Sus manos bajaron hasta sus pantalones, y cuando quisieron meterse bajo la ropa interior, el grito de su padre lo hizo saltar de la cama.
—¡Eliseo! ¡Ven a lavar los trastes, ahora!
Resopló.
Sabía que, si no obedecía de inmediato, su padre le echaría la puerta abajo. Cuando discutía con su abuelo, todo el ambiente en la casa se ponía tenso. Su padre era del tipo de hombre que golpeaba cosas, daba portazos y les gritaba a los demás, aunque no tuvieran nada que ver con el tema. Era su forma de descargar su frustración.
Salió de la habitación directo a la cocina. Vio a su padre por la ventana, estaba sentado en el porche, con una lata de cerveza en la mano. Su abuelo probablemente había salido a dar una vuelta, era lo que hacía cada vez que discutían. En algunas contadas ocasiones llegaron a los golpes, pero eso era cuando las cervezas estaban en medio de las peleas, ahí su las cosas se salían completamente de control.
Lavó la cocina y se asomó a la puerta. Su padre seguía allí, sentado en la mecedora que era de su madre.
—Ya terminé con la cocina. ¿Necesitas algo más?
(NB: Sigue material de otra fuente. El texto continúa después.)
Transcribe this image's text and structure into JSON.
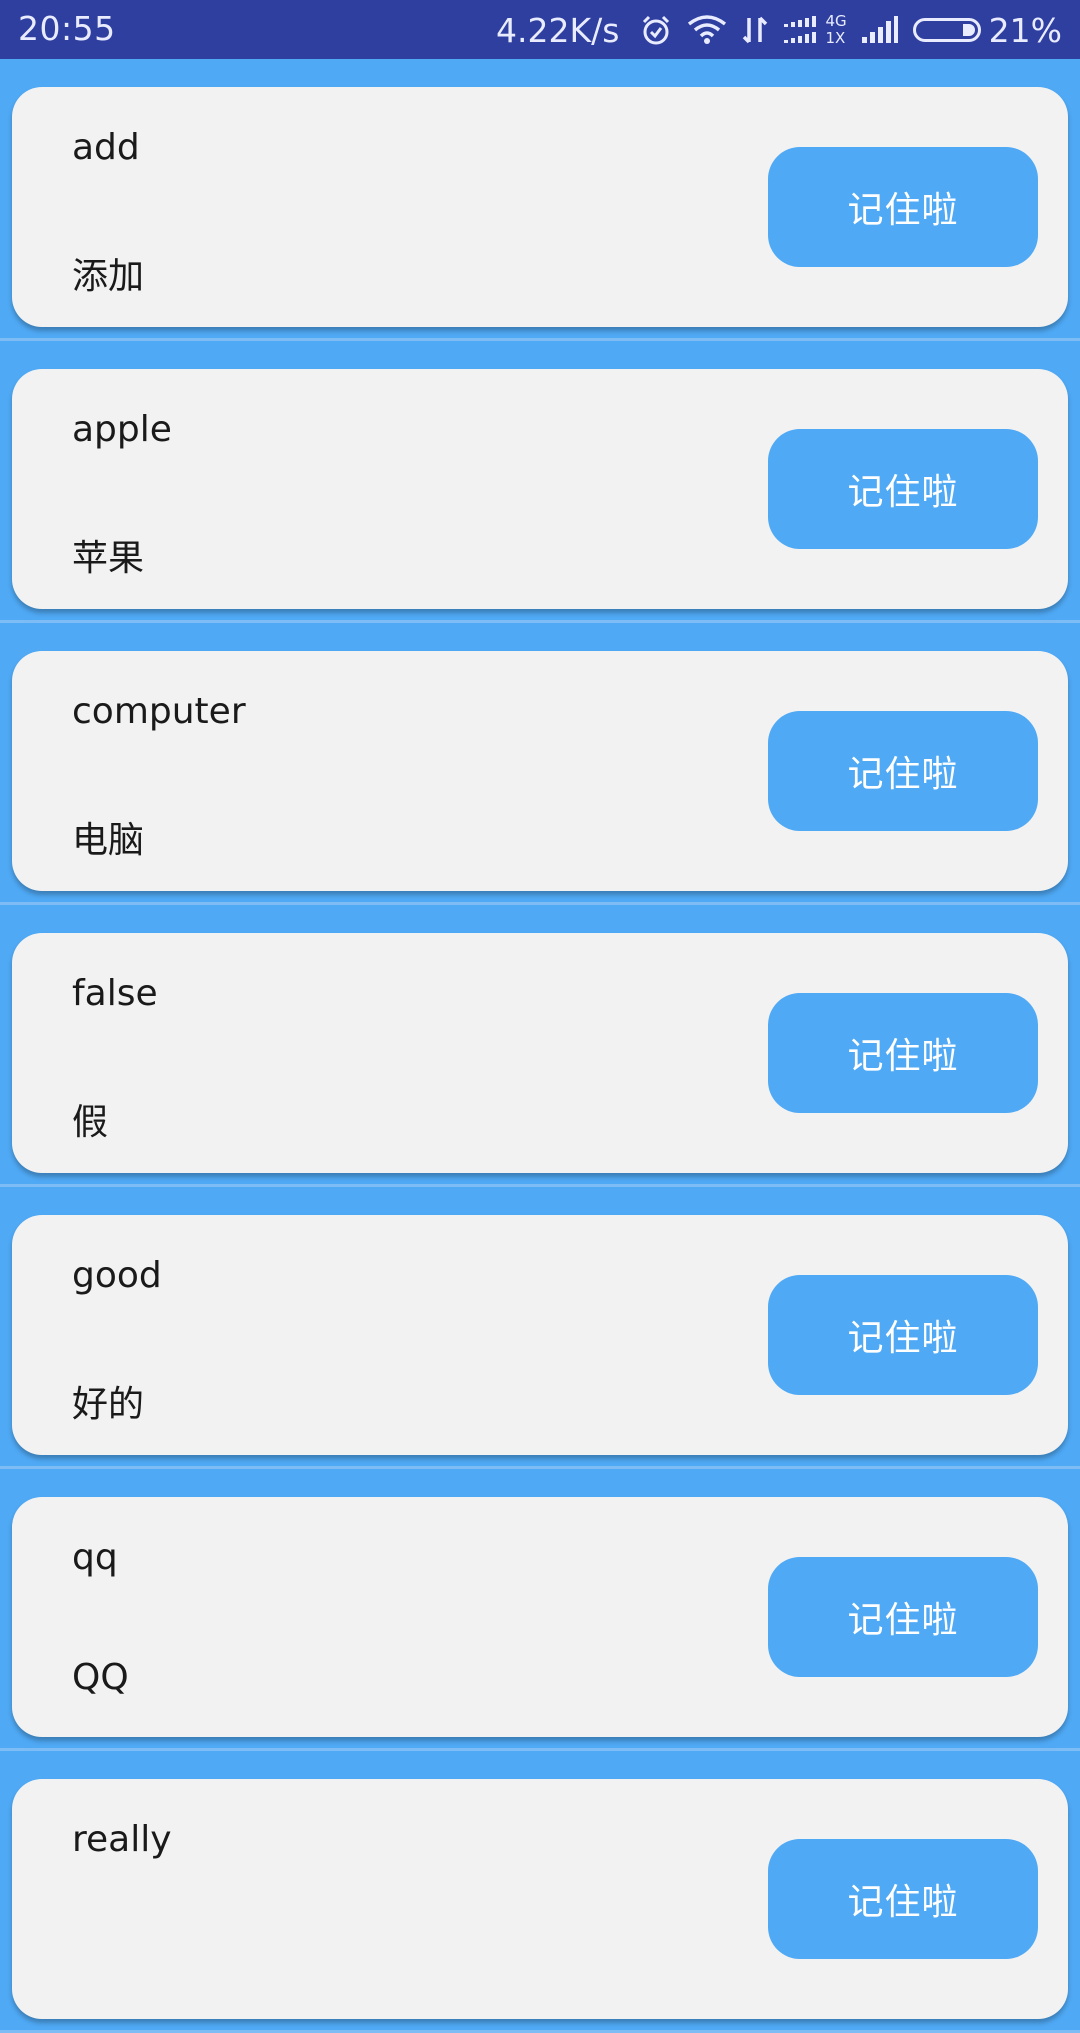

El hombre hizo un gesto negativo con la cabeza.
—¿Y el abuelo?
—Salió.
Eliseo repiqueteó los dedos contra el marco de la puerta.
—Bueno, me voy a dormir.
—Eliseo, ven aquí.
El chico salió y se paró frente a él, a un par de pasos.
—¿Crees que hace falta una mujer en esta casa?
—No, bueno, no lo sé. ¿En qué sentido?
—Que limpie, que cocine, ya sabes, una figura materna.
Eliseo hizo una mueca.
—Podemos hacerlo nosotros. No es cierto que cocinas mal. Lo haces muy bien.
El hombre chasqueó la lengua.
—Vete a dormir.
—Buenas noches, papá.
Eliseo sabía que, en el fondo, su padre no era un mal tipo. Era tosco, asquerosamente machista y tenía mal carácter, pero era lo que le habían enseñado a ser. Desde que su madre se marchó, él nunca permitió que le faltara nada. Lo crio de la mejor manera que pudo. Como sabía hacerlo, como le enseñaron.